I know I have been absent, but I am trying to catch the last of the summer’s warmth and air. Today my inspiration comes from the Republican Party nominating convention. There’s plenty to write about, but I will focus on how the goings-on relate to my list of sustainability opposites. The pair I have selected is communitarian versus individualistic. I have recently written a couple of posts on this subject, but it is well worth adding to. There is a myriad of positions that were incorporated in all the rhetoric that is contrary to flourishing and, hence, to sustainability, but this one stands out. The primary message coming through beyond the misleading on straightforward lying about the Obama administration’s record is claiming that the central governing philosophy of Romney/Ryan is radical individualism.

David Brooks must have been connected to my brain as he wrote in his column today:

The fact is our destinies are shaped by social forces much more than the current G.O.P. is willing to admit. The skills that enable people to flourish are not innate but constructed by circumstances… Today’s Republican Party may be able to perform useful tasks with its current hyperindividualistic mentality. But its commercial soul is too narrow. It won’t be a worthy governing party until it treads the course Lincoln trod: starting with individual ambition but ascending to a larger vision and creating a national environment that arouses ambition and nurtures success.
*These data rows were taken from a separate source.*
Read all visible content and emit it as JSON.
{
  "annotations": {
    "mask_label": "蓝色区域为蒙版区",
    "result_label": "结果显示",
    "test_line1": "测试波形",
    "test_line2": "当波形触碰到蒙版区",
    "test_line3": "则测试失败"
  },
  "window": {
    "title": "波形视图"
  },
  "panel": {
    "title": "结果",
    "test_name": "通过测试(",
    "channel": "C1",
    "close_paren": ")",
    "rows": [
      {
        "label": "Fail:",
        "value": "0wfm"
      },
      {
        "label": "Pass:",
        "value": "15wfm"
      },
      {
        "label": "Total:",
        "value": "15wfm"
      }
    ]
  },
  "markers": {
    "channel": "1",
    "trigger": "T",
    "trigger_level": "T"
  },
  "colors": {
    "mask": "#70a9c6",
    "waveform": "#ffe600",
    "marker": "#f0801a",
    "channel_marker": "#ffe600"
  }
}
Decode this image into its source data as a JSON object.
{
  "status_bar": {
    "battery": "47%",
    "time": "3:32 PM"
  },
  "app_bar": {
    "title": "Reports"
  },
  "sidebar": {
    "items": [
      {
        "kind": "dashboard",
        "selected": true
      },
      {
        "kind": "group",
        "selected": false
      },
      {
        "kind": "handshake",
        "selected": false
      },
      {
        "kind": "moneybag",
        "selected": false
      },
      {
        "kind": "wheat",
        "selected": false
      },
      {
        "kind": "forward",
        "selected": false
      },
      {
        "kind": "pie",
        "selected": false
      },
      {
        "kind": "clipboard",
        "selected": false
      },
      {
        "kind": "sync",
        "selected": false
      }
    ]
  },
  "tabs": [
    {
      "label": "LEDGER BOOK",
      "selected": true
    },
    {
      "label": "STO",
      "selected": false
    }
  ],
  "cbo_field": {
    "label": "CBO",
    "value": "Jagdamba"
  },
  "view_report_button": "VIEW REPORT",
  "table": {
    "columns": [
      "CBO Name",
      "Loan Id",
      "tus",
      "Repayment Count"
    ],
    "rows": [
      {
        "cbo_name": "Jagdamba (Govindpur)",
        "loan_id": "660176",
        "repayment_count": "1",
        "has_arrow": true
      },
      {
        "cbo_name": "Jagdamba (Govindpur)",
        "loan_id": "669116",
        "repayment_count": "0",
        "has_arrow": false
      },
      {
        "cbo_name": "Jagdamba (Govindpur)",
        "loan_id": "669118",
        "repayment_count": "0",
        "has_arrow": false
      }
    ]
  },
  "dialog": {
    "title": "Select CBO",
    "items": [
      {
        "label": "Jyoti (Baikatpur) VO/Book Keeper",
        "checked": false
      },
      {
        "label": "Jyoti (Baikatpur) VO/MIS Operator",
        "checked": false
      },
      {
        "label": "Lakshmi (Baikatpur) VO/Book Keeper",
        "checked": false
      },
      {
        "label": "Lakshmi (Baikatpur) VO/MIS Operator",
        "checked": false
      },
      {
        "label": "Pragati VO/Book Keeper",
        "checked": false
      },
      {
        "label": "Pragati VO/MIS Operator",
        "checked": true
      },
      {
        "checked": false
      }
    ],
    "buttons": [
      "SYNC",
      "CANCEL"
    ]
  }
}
He also noted that Condoleeza Rice was the only speaker that used the words “we” and “us,” instead of “I’ and “me.” I have many differences in the way I think about governance but I cannot think of any more fundamental and impactful. Individualism at the extremes, found throughout the rhetoric at the convention and beyond, is as damaging an attitude and belief as any other I can think of. Many other pathological factors can be tied to this belief; materialism has many causes but can be traced to this. Smith’s self-interest has become interpreted as a form of individualism. I have noted several times that his original thinking equated “self-interest” with an empathetic model of human nature. The contrast cannot be more stark.

Communitarian beliefs stem from empathy as a ground for caring, acting out of one’s sense of others’ needs. But even if one takes a purely economistic view of humans as driven by greed and needs, there can be no denying the connections we have to others and the world. But somehow that is what has been showing up in the right-hand side of the political spectrum. The denial is present in the refusal to accept even the possibility of global warming and our role in it. The denial is present is the refusal to accept the reality of relationships as basic as family. Children are not the only people in our, or any other society, that cannot take care of themselves and absolutely need supporting people.

This mentality fails completely to accept limits, not limits in the ability of humans to be creative but limits in the material reality of the world. The planet is shared by 6 plus billion people. It has limited capacity to produce the resources needed to sustain life and culture. We all share it’s fruits. Every individual, of all colors and nationalities, shares one undeniable existential truth: no one born asked for that. Every newborn is exactly the same human being in his or her skin. Only their material and social contexts are different. One of the related tenets of the individualistic attitude is that every one has the right to strive for whatever they desire. It’s fine to talk about rights here, but this position is completely blind to the reality of the limits set on the ability to transcend one’s birth circumstances. The reality today is that the United States has the highest barriers to upward socio-economic mobility of any industrialized nation.

These are the same folks who always start talking about family values sooner or later in most conversation. It seems to me that they are speaking out of both sides of their mouths. Once again the ideology of individualism is blinding them to the facts of family whether one’s birth clan or the whole family of man. The same tycoons that support the cause of individualism boast about their sustainability efforts and commitments. Another contradiction. Flourishing is a condition that one attains where he or she is in tune, that is connected, to the rest of the world. The place and extent of influence of social institutions, like government, in society is always debatable, but the connectedness of human beings is not. Flourishing is always the result of a balance between the opposites. The rigidity of ideologies is always a barrier. We should rejoice, not bury, our connections to the the Earth and to the community of family, friends, and more.